等錢唯也朝著那兒走去的時候,陸詢已經走到了小男孩面前。
「小朋友,你為什麼哭?是和家人走失了嗎?」
平時從來冷麵冷語感覺多和他說一句話都得付費似的陸詢,此刻竟然用一種錢唯從沒見過的溫柔語氣詢問著那個哭泣的小男孩,甚至大概為了不讓小孩害怕,平日裡十分在意形象的陸詢竟然就這麼蹲下了身,讓自己的身高不至於給小男孩造成壓力,而由於腿實在太長,要下蹲至和小男孩視線齊平就十分吃力,但陸詢保持著那個錢唯看起來就難受的姿勢,竟然保持了很久。他那張冷淡疏離的臉上,神色也十分溫和,陽光照在他的半邊側臉上,彷彿為他稜角分明的臉也畫上了毛茸茸的邊框,這是錢唯從沒有看到過的陸詢,溫柔的像是初春三月裡暖洋洋的風。
「我和媽媽走丟了。」小男孩回答完,嘴一撇,又準備繼續哭。
錢唯也低下頭:「小朋友不哭了,姐姐帶你去找媽媽好嗎?」
小男孩眨巴眨巴眼睛,很不給面子地繼續哭起來,一邊哭還一邊嚷嚷:「媽媽說不能和陌生人隨便亂走。
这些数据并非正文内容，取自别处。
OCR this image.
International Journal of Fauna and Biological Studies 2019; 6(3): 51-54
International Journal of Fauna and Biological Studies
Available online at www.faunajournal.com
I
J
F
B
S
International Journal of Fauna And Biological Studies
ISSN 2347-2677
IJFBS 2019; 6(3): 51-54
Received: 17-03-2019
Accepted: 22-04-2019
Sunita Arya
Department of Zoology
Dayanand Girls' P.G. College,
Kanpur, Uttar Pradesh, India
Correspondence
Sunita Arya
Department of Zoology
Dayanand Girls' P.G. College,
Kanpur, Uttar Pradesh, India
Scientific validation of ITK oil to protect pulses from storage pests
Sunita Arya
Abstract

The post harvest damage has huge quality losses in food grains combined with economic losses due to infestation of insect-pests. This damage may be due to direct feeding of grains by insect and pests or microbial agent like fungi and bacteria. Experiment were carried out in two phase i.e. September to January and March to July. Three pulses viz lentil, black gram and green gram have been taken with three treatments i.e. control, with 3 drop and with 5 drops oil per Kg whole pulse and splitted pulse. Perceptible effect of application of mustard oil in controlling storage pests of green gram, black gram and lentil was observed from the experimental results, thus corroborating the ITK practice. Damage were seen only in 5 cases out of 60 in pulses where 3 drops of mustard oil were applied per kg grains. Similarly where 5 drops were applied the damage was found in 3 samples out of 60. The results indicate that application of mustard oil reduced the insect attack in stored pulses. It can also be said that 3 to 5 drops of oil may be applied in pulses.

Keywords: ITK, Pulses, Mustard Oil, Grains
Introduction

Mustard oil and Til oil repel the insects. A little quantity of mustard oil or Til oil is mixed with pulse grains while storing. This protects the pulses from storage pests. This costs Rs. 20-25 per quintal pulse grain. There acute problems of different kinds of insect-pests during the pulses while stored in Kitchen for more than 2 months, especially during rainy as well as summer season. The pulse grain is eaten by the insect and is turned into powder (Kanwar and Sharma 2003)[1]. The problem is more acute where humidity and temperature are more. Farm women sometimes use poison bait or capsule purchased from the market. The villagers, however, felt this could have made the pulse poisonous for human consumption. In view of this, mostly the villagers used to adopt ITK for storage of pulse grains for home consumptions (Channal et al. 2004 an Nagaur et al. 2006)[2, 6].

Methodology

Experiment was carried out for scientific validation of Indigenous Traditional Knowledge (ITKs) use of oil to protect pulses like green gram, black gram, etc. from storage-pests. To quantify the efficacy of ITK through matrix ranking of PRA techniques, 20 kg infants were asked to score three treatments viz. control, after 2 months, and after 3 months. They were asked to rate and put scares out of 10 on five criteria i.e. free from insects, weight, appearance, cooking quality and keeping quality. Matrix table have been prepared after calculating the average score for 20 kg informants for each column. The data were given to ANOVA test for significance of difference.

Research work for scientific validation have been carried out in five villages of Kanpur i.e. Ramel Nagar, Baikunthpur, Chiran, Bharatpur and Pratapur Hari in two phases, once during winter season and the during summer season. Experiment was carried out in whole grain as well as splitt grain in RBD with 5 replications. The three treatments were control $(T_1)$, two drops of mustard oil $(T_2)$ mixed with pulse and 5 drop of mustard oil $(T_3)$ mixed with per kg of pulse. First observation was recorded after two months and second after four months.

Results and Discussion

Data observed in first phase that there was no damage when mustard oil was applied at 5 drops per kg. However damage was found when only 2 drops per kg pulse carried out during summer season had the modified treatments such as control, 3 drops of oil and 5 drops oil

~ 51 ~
」
錢唯有些尷尬,她自己找下臺階道:「哎,這個現在的小朋友都很精明的,都知道不要隨便和陌生人走,那要不這樣,我們陪著這個小孩站在原地等他媽媽算了。」
「那哥哥帶你找媽媽好嗎?」陸詢揉了揉小男孩的頭,然後朝小男孩伸出了手,「媽媽現在一定很著急。」
小男孩看了陸詢兩眼,最終擦乾了眼淚,有些靦腆地笑笑,然後也伸出了自己的小手,放到了陸詢的手中。
錢唯:???小朋友,你那套不隨便和陌生人走的理論呢???為什麼到陸詢身上就失效了?